When an appeal judgment is pronounced, the judge is not expected to pass remarks against the trial judge unless the trail judgment is totally perverse.

Very recently it was observed by the Supreme Court that the appellate courts including the High Courts shall refrain themselves from making disparaging remarks against the trial judgments lest the confidence of the people in the courts should be shattered.


Therefore, while a judge intends to pass a remark against the trail judge, the dictum in respect of strictures should be borne in mind. Merely because the trial judge did not take the same view as the appellate court has taken, it cannot be said that the view of the trial judge was perverse.

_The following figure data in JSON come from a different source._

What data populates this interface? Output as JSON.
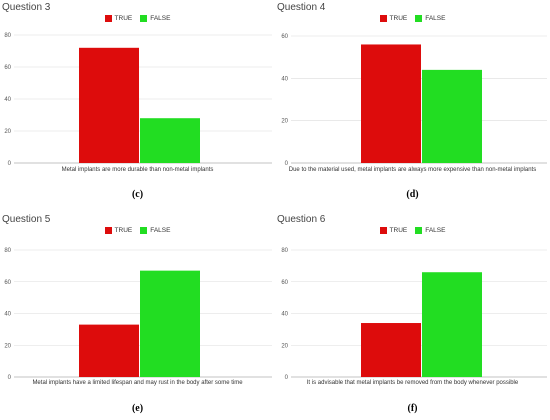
{
  "colors": {
    "true": "#dd0c0c",
    "false": "#22dd22",
    "grid": "#dcdcdc",
    "axis": "#888888"
  },
  "legend": {
    "true_label": "TRUE",
    "false_label": "FALSE"
  },
  "chart_data": [
    {
      "type": "bar",
      "title": "Question 3",
      "xlabel": "Metal implants are more durable than non-metal implants",
      "sublabel": "(c)",
      "categories": [
        "TRUE",
        "FALSE"
      ],
      "values": [
        72,
        28
      ],
      "ylim": [
        0,
        80
      ],
      "yticks": [
        0,
        20,
        40,
        60,
        80
      ],
      "grid": true,
      "legend_position": "top"
    },
    {
      "type": "bar",
      "title": "Question 4",
      "xlabel": "Due to the material used, metal implants are always more expensive than non-metal implants",
      "sublabel": "(d)",
      "categories": [
        "TRUE",
        "FALSE"
      ],
      "values": [
        56,
        44
      ],
      "ylim": [
        0,
        60
      ],
      "yticks": [
        0,
        20,
        40,
        60
      ],
      "grid": true,
      "legend_position": "top"
    },
    {
      "type": "bar",
      "title": "Question 5",
      "xlabel": "Metal implants have a limited lifespan and may rust in the body after some time",
      "sublabel": "(e)",
      "categories": [
        "TRUE",
        "FALSE"
      ],
      "values": [
        33,
        67
      ],
      "ylim": [
        0,
        80
      ],
      "yticks": [
        0,
        20,
        40,
        60,
        80
      ],
      "grid": true,
      "legend_position": "top"
    },
    {
      "type": "bar",
      "title": "Question 6",
      "xlabel": "It is advisable that metal implants be removed from the body whenever possible",
      "sublabel": "(f)",
      "categories": [
        "TRUE",
        "FALSE"
      ],
      "values": [
        34,
        66
      ],
      "ylim": [
        0,
        80
      ],
      "yticks": [
        0,
        20,
        40,
        60,
        80
      ],
      "grid": true,
      "legend_position": "top"
    }
  ]
}
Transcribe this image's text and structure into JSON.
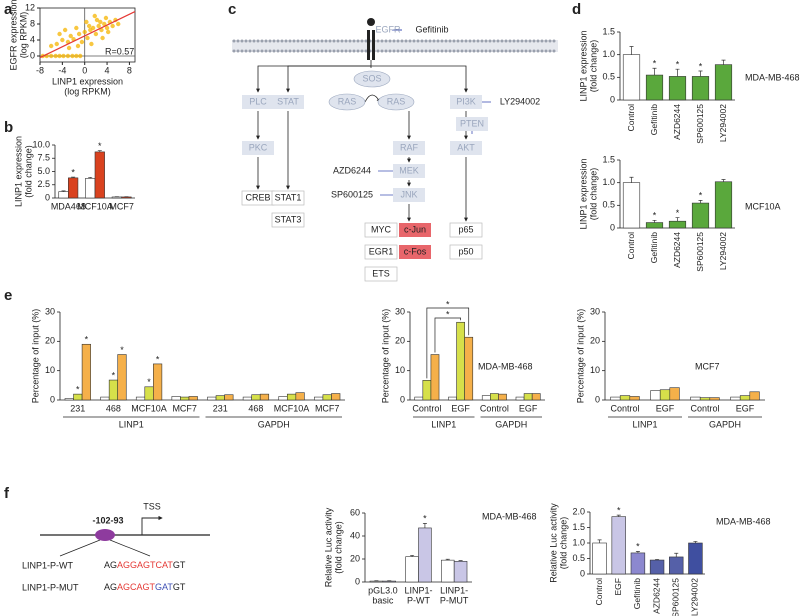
{
  "panels": [
    "a",
    "b",
    "c",
    "d",
    "e",
    "f"
  ],
  "chart_data": [
    {
      "type": "scatter",
      "xlabel": [
        "LINP1 expression",
        "(log RPKM)"
      ],
      "ylabel": [
        "EGFR expression",
        "(log RPKM)"
      ],
      "annotation": "R=0.57",
      "x": [
        -7.5,
        -6.8,
        -6,
        -5.2,
        -4.5,
        -3.8,
        -3,
        -2.2,
        -1.5,
        -0.8,
        -6,
        -5,
        -4,
        -3,
        -2.5,
        -2,
        -1,
        0,
        0.5,
        1,
        1.5,
        2,
        2.5,
        3,
        3.5,
        4,
        4.5,
        5,
        5.5,
        6,
        -1.5,
        -0.5,
        0.3,
        1.2,
        2.2,
        3.2,
        4.2,
        -3.5,
        -2.8,
        1.8,
        2.8,
        -4.5,
        -1.2,
        0.8,
        3.8
      ],
      "y": [
        0,
        0,
        0,
        0,
        0,
        0,
        0,
        0,
        0,
        0,
        2.5,
        3,
        4,
        3.5,
        5,
        4.2,
        5.5,
        6,
        4.5,
        6.5,
        7,
        5.5,
        7.5,
        6.5,
        8,
        7,
        8.5,
        7.5,
        9,
        8,
        7,
        3.5,
        8.5,
        3,
        9,
        4.5,
        6,
        6.5,
        2,
        10,
        8.5,
        5.5,
        2.5,
        7.5,
        9.5
      ],
      "color": "#f5b400",
      "trend_color": "#e53935",
      "xlim": [
        -8,
        9
      ],
      "ylim": [
        -1.5,
        12
      ],
      "xticks": [
        -8,
        -4,
        0,
        4,
        8
      ],
      "yticks": [
        0,
        4,
        8,
        12
      ]
    },
    {
      "type": "bar",
      "ylabel": [
        "LINP1 expression",
        "(fold change)"
      ],
      "categories": [
        "MDA468",
        "MCF10A",
        "MCF7"
      ],
      "series": [
        {
          "color": "#ffffff",
          "values": [
            1.2,
            3.7,
            0.2
          ],
          "errors": [
            0.15,
            0.2,
            0.05
          ]
        },
        {
          "color": "#d9421f",
          "values": [
            3.8,
            8.7,
            0.2
          ],
          "errors": [
            0.15,
            0.25,
            0.05
          ],
          "stars": [
            "*",
            "*",
            null
          ]
        }
      ],
      "ylim": [
        0,
        10
      ],
      "yticks": [
        0,
        2.5,
        {
          "value": 5,
          "label": "5.0"
        },
        7.5,
        {
          "value": 10,
          "label": "10.0"
        }
      ]
    },
    {
      "type": "bar",
      "annotation": "MDA-MB-468",
      "ylabel": [
        "LINP1 expression",
        "(fold change)"
      ],
      "rotate_labels": true,
      "categories": [
        "Control",
        "Gefitinib",
        "AZD6244",
        "SP600125",
        "LY294002"
      ],
      "series": [
        {
          "colors": [
            "#ffffff",
            "#5aa83c",
            "#5aa83c",
            "#5aa83c",
            "#5aa83c"
          ],
          "values": [
            1.0,
            0.55,
            0.52,
            0.52,
            0.78
          ],
          "errors": [
            0.18,
            0.15,
            0.16,
            0.12,
            0.1
          ],
          "stars": [
            null,
            "*",
            "*",
            "*",
            null
          ]
        }
      ],
      "ylim": [
        0,
        1.5
      ],
      "yticks": [
        0,
        0.5,
        {
          "value": 1,
          "label": "1.0"
        },
        1.5
      ]
    },
    {
      "type": "bar",
      "annotation": "MCF10A",
      "ylabel": [
        "LINP1 expression",
        "(fold change)"
      ],
      "rotate_labels": true,
      "categories": [
        "Control",
        "Gefitinib",
        "AZD6244",
        "SP600125",
        "LY294002"
      ],
      "series": [
        {
          "colors": [
            "#ffffff",
            "#5aa83c",
            "#5aa83c",
            "#5aa83c",
            "#5aa83c"
          ],
          "values": [
            1.0,
            0.12,
            0.15,
            0.55,
            1.02
          ],
          "errors": [
            0.12,
            0.05,
            0.08,
            0.06,
            0.05
          ],
          "stars": [
            null,
            "*",
            "*",
            "*",
            null
          ]
        }
      ],
      "ylim": [
        0,
        1.5
      ],
      "yticks": [
        0,
        0.5,
        {
          "value": 1,
          "label": "1.0"
        },
        1.5
      ]
    },
    {
      "type": "bar",
      "ylabel": [
        "Percentage of input (%)"
      ],
      "categories": [
        "231",
        "468",
        "MCF10A",
        "MCF7",
        "231",
        "468",
        "MCF10A",
        "MCF7"
      ],
      "groups": [
        "LINP1",
        "GAPDH"
      ],
      "series": [
        {
          "color": "#ffffff",
          "values": [
            0.5,
            1,
            1,
            1.2,
            1,
            1,
            1.2,
            1
          ]
        },
        {
          "color": "#d6e04a",
          "values": [
            2,
            6.8,
            4.5,
            1,
            1.5,
            1.8,
            2,
            1.8
          ],
          "stars": [
            "*",
            "*",
            "*",
            null,
            null,
            null,
            null,
            null
          ]
        },
        {
          "color": "#f5b04a",
          "values": [
            19,
            15.5,
            12.3,
            1.2,
            1.8,
            2,
            2.5,
            2.2
          ],
          "stars": [
            "*",
            "*",
            "*",
            null,
            null,
            null,
            null,
            null
          ]
        }
      ],
      "ylim": [
        0,
        30
      ],
      "yticks": [
        0,
        10,
        20,
        30
      ]
    },
    {
      "type": "bar",
      "annotation": "MDA-MB-468",
      "ylabel": [
        "Percentage of input (%)"
      ],
      "categories": [
        "Control",
        "EGF",
        "Control",
        "EGF"
      ],
      "groups": [
        "LINP1",
        "GAPDH"
      ],
      "series": [
        {
          "color": "#ffffff",
          "values": [
            1,
            1,
            1.5,
            1
          ]
        },
        {
          "color": "#d6e04a",
          "values": [
            6.7,
            26.5,
            2.2,
            2.2
          ]
        },
        {
          "color": "#f5b04a",
          "values": [
            15.5,
            21.4,
            2,
            2.2
          ]
        }
      ],
      "bracket_stars": [
        "*",
        "*"
      ],
      "ylim": [
        0,
        30
      ],
      "yticks": [
        0,
        10,
        20,
        30
      ]
    },
    {
      "type": "bar",
      "annotation": "MCF7",
      "ylabel": [
        "Percentage of input (%)"
      ],
      "categories": [
        "Control",
        "EGF",
        "Control",
        "EGF"
      ],
      "groups": [
        "LINP1",
        "GAPDH"
      ],
      "series": [
        {
          "color": "#ffffff",
          "values": [
            1,
            3.2,
            1,
            1
          ]
        },
        {
          "color": "#d6e04a",
          "values": [
            1.5,
            3.5,
            0.8,
            1.5
          ]
        },
        {
          "color": "#f5b04a",
          "values": [
            1.2,
            4.2,
            0.8,
            2.8
          ]
        }
      ],
      "ylim": [
        0,
        30
      ],
      "yticks": [
        0,
        10,
        20,
        30
      ]
    },
    {
      "type": "bar",
      "annotation": "MDA-MB-468",
      "ylabel": [
        "Relative Luc activity",
        "(fold change)"
      ],
      "categories": [
        [
          "pGL3.0",
          "basic"
        ],
        [
          "LINP1-",
          "P-WT"
        ],
        [
          "LINP1-",
          "P-MUT"
        ]
      ],
      "series": [
        {
          "color": "#ffffff",
          "values": [
            0.8,
            22,
            19
          ],
          "errors": [
            0.3,
            1.2,
            0.8
          ]
        },
        {
          "color": "#c9c6e6",
          "values": [
            0.8,
            47,
            18
          ],
          "errors": [
            0.3,
            4,
            0.6
          ],
          "stars": [
            null,
            "*",
            null
          ]
        }
      ],
      "ylim": [
        0,
        60
      ],
      "yticks": [
        0,
        20,
        40,
        60
      ]
    },
    {
      "type": "bar",
      "annotation": "MDA-MB-468",
      "ylabel": [
        "Relative Luc activity",
        "(fold change)"
      ],
      "rotate_labels": true,
      "categories": [
        "Control",
        "EGF",
        "Gefitinib",
        "AZD6244",
        "SP600125",
        "LY294002"
      ],
      "series": [
        {
          "colors": [
            "#ffffff",
            "#c9c6e6",
            "#8c88cf",
            "#5560a8",
            "#5560a8",
            "#3f4fa0"
          ],
          "values": [
            1.0,
            1.85,
            0.68,
            0.45,
            0.55,
            1.0
          ],
          "errors": [
            0.1,
            0.05,
            0.05,
            0.02,
            0.12,
            0.05
          ],
          "stars": [
            null,
            "*",
            "*",
            null,
            null,
            null
          ]
        }
      ],
      "ylim": [
        0,
        2
      ],
      "yticks": [
        0,
        0.5,
        {
          "value": 1,
          "label": "1.0"
        },
        1.5,
        {
          "value": 2,
          "label": "2.0"
        }
      ]
    }
  ],
  "pathway": {
    "nodes": [
      "EGFR",
      "Gefitinib",
      "PLC",
      "STAT",
      "SOS",
      "RAS",
      "RAS",
      "PI3K",
      "LY294002",
      "RAF",
      "PTEN",
      "PKC",
      "AZD6244",
      "MEK",
      "AKT",
      "SP600125",
      "JNK",
      "CREB",
      "STAT1",
      "STAT3",
      "MYC",
      "c-Jun",
      "p65",
      "EGR1",
      "c-Fos",
      "p50",
      "ETS"
    ]
  },
  "promoter": {
    "site": "-102-93",
    "tss": "TSS",
    "constructs": [
      {
        "name": "LINP1-P-WT",
        "sequence": [
          {
            "text": "AG",
            "color": "#222222"
          },
          {
            "text": "AGGAGTCAT",
            "color": "#e53935"
          },
          {
            "text": "GT",
            "color": "#222222"
          }
        ]
      },
      {
        "name": "LINP1-P-MUT",
        "sequence": [
          {
            "text": "AG",
            "color": "#222222"
          },
          {
            "text": "AGCAGT",
            "color": "#e53935"
          },
          {
            "text": "GAT",
            "color": "#3f51b5"
          },
          {
            "text": "GT",
            "color": "#222222"
          }
        ]
      }
    ]
  }
}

So long as it is possible for the court to reverse the order of the trial court without passing remarks against the trial judge, it is not desirable to comment upon the view of the trial judge. The appeal judgment should be of the same sobriety as that of the trial judgment and the sobriety does not warrant unnecessary remarks.

The appeal judgments even in civil miscellaneous appeals are far less complicated than the regular appeals.

Usually the point of controversy in a civil miscellaneous appeal would be very narrow. While the civil miscellaneous appeal shall be disposed of following the same rule as regular appeals, as the points of controversy are very few, the judgment in the civil miscellaneous appeal usually are short and brief.